Er verstehe sein Buch als eine Quelle mit vielen bisher unbekannten Details aus dem Leben von Joseph Ratzinger/Benedikt XVI., erläutert Seewald im Interview mit Radio Horeb. Er habe 2012 mit dem Buch angefangen. „Es gab bisher keine Biographie in solcher Art. Es ist wie ein Kompendium“, so der Autor. Die Überraschung liege in vielen Details.

Man bekomme ein neues Bild des Papstes aus Bayern. Vor allem die Momente der Skandale wie die Williamson-Affäre oder Vatileaks scheinen im Nachhinein in einem anderen Licht. „Man sieht, mit welcher Manipulation und Absicht ein Falschbild verbreitet wurde“, sagt Seewald.

Zum Nachhören

Fünf Jahrzehnte an vorderster Front in der Kirche

Benedikt XVI. sei zu einem Zeitwende-Papst geworden. „Er ist nicht als junger Mann zum Papst gewählt worden. Er war fünf Jahrzehnte Erfahrung an vorderster Front in der Kirche“, erläutert der Biograph. So habe Ratzinger/Benedikt aus der persönlichen Erfahrung viel herausschöpfen können und viel in die Zukunft weisen können, indem er das Erbe seines Vorgängers Johannes Paul II. weitertragen konnte.
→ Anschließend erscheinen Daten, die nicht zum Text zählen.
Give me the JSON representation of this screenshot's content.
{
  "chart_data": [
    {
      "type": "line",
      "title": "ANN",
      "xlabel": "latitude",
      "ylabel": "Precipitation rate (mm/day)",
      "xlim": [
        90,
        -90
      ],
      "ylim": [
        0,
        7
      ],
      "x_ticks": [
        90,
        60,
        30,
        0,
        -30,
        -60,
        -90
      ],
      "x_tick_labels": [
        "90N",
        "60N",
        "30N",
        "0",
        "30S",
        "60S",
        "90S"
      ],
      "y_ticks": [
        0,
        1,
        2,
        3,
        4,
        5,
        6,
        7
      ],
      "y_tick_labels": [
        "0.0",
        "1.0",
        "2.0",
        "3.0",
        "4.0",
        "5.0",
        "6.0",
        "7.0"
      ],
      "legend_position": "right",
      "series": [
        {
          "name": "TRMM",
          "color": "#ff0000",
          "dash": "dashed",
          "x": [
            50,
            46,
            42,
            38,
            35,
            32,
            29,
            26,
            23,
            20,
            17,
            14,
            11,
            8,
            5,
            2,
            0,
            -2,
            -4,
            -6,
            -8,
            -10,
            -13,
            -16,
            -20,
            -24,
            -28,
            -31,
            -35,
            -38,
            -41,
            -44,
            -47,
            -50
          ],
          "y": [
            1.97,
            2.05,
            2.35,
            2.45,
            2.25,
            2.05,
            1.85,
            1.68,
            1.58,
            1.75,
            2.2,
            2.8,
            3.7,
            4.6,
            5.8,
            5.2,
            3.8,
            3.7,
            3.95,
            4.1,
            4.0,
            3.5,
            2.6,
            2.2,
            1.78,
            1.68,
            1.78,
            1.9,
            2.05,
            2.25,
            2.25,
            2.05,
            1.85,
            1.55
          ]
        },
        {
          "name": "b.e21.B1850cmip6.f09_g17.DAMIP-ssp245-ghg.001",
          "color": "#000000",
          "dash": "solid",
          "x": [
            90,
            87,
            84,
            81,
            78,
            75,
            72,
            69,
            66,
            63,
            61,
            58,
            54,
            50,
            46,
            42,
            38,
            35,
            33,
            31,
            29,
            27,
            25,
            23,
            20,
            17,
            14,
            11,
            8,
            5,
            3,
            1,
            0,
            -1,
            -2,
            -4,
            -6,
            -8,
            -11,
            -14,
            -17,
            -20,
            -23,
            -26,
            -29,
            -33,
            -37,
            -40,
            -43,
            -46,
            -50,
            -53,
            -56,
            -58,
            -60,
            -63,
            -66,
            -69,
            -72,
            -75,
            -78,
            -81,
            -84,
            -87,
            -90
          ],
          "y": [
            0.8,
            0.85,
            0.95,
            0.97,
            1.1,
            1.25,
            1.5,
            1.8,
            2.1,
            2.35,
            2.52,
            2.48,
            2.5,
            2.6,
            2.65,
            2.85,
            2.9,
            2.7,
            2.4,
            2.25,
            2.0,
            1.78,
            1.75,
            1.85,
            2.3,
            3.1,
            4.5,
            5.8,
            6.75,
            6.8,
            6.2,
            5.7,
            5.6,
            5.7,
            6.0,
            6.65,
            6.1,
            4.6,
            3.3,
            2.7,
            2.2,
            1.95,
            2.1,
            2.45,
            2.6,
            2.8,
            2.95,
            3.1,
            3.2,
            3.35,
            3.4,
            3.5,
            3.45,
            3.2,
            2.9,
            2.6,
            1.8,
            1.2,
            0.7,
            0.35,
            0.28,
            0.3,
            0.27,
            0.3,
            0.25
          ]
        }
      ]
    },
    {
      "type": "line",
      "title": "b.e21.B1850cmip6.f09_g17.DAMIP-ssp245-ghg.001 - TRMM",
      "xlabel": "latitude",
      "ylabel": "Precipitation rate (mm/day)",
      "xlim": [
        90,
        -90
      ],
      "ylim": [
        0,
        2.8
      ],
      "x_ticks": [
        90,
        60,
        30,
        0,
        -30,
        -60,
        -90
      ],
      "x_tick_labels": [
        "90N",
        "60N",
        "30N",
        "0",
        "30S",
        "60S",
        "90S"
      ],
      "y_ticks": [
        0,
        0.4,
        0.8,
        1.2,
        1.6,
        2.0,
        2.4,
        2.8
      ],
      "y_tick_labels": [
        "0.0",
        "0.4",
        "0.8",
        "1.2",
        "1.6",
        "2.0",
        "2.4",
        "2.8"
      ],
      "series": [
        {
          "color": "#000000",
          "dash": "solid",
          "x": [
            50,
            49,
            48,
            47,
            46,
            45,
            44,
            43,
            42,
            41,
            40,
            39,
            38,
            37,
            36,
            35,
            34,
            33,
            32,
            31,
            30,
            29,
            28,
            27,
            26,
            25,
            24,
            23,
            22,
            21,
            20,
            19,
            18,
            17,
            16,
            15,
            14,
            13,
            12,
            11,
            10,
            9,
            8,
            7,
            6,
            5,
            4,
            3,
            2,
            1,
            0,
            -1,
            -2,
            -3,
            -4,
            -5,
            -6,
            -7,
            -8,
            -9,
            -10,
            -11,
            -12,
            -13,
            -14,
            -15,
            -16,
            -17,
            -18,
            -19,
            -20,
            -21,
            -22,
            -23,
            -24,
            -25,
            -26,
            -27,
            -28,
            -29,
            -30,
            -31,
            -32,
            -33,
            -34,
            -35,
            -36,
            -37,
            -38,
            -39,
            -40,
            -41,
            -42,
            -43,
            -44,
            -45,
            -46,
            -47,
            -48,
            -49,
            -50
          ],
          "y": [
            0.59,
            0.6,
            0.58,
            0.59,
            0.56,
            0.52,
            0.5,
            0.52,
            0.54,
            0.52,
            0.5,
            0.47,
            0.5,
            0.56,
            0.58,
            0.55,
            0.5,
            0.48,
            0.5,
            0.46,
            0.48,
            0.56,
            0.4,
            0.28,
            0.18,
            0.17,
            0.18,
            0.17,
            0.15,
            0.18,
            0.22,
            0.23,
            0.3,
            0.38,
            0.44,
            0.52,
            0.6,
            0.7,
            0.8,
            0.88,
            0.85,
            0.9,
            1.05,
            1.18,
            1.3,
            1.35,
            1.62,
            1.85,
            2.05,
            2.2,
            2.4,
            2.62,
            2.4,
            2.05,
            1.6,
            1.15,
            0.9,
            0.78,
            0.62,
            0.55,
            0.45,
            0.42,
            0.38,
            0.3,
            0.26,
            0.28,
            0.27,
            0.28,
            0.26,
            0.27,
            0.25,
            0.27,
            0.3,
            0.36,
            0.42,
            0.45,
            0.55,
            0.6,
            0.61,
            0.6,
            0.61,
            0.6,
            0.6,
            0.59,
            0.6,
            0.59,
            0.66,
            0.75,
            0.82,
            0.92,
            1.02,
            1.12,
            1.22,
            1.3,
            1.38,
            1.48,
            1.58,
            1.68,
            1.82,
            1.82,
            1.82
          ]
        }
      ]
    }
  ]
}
Die Herausforderung bestand für den Autor der Biographie darin, dass er als Nicht-Theologe auf ein Jahrhundert-Leben eines großen Theologen blicken durfte. So bestand die Herausforderung darin, das unüberblickbare Leben Ratzingers/Benedikts einzuordnen. „Das schwierigste Kapitel war jenes über das Zweite Vatikanische Konzil“, so Seewald. Er habe jenen Moment der Kirchengeschichte „nie so richtig verstanden“, gesteht der Autor. So sei es gar nicht so einfach gewesen, jenes Konzil so zu beschreiben, dass auch ein Nicht-Experte und Unwissender das verstehen würde.

Das Buch ist im Droemer-Knaur-Verlag erschienen und kostet 38 Euro.